I would love to see this 'non-debatable proof'. An extremely strong statement with zero justification (par for the course). I'll agree with you if you make the effort.

Then comes along the academic community using equality, happiness, etc., all pretty much un-American concepts, against Americans like it's some fault of our dirty system while refusing to acknowledge that standards of living would be **** without the American engine.

Even your 'American concepts' aren't ****ing American, Grandpa. Was Adam Smith American? America's very ****ing foundation was surveying the best of what was being written by non-American individuals, or working for other nations, and combining/compiling it cohesively into a system that would best benefit their citizens. They did it then, so y'all need to continue to do it now. Americans have too much pride to change any component of a system and copy what another nation is doing, which is beyond ****ing hilarious (and will lead to their fall if it continues).

All those happy-go-lucky countries (who may or may not be truly happy since it's an abstract concept that cannot really be measured) would be mired in muck without a more competitive nation to gracefully keep them afloat.
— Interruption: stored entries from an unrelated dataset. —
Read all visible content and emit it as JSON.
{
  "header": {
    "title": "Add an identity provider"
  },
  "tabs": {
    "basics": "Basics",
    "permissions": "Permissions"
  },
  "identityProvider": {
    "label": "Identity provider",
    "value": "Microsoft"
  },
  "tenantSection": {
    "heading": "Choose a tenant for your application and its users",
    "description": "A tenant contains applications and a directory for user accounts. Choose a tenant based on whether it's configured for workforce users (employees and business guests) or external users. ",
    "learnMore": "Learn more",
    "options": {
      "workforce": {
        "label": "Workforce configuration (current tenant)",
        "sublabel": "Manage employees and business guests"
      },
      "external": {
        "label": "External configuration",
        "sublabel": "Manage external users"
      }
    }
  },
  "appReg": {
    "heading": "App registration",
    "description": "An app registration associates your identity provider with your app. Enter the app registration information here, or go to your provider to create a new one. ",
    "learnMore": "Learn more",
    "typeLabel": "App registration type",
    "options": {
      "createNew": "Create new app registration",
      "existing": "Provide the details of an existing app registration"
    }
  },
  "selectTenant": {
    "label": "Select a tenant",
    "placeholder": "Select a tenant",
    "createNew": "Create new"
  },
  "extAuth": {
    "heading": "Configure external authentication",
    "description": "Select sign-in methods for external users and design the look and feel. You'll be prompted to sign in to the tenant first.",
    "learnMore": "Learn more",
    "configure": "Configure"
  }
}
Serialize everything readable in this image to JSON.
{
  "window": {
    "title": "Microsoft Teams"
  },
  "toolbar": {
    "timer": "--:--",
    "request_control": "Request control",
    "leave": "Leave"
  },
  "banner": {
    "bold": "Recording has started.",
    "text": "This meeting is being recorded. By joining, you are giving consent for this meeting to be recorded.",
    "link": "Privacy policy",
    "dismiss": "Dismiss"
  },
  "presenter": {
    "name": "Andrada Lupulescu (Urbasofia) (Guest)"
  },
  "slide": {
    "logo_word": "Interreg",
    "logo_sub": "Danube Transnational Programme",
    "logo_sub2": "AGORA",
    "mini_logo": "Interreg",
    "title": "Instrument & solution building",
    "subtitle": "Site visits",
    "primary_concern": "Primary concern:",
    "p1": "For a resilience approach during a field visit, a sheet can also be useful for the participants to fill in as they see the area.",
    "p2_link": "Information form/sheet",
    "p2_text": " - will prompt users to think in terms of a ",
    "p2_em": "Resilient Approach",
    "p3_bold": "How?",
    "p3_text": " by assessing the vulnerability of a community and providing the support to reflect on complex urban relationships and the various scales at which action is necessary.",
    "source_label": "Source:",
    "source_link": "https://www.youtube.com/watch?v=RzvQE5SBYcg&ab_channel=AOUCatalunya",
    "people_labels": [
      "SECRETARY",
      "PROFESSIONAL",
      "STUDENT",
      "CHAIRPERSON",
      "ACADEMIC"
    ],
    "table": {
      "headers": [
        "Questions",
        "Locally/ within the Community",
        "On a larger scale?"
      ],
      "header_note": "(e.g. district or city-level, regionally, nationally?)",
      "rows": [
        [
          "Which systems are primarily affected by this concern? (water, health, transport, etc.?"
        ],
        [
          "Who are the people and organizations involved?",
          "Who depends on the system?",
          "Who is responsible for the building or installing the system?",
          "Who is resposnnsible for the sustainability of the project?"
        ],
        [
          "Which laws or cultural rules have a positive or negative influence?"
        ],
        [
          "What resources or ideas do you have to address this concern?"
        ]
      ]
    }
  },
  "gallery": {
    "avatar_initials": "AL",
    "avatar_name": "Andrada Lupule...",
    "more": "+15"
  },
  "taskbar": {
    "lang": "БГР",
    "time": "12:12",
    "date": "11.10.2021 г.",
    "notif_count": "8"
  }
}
No, measuring happiness is not a perfect science. But to treat it as black and white as you do really is agenda-serving at best. "Correlation isn't causation"-- but nearly every measure of happiness known shows the US ranking consistently near the bottom of all developed nations. An embarrassment for the nation that has the most capability to reverse this.

I suppose I am narrow minded for taking a broader approach instead of pitfalling into academic black holes that don't care to see the forest for the trees. Happiness can be achieved by equalizing incomes. Consequences be damned.

You're narrow-minded for refusing the existence of a problem, and building false-justifications for the support of perpetuating the existence of said problem.
 
There are very bad definitional problems in this thread.
Happiness
Fairness
Equitable
Etc.

I consider America pretty fair. There are no laws keeping people from finding success. I feel like the bigger the government the more likely opportunities for greater success is lost for the sake of another person's opinion of fairness.

I don't know many Americans that wish they lived in one of these other happier countries.
 
however there are developed nations all across this world that have companies that compensate their employees much more than your typical American company and/or government, make higher quality goods, maintain higher productivity, and keep employees motivated.


Not sure I understand your point here. This may very well be true, but why does it matter? Is the measure of a country's effectiveness how much it pays it's employees and keeping them motivated? There are obviously countries that pay less than America. It's just another thing that is tough to measure.

Btw, I am a huge critic of America.. But not about fairness or needing more government to rule the people. No system is perfect, but America is FAR from having it more wrong than most.

One of our single biggest problems is our media/shock-journalism. If there was one area that I would love to see greater accountability it would be in this absolute cesspool of ********.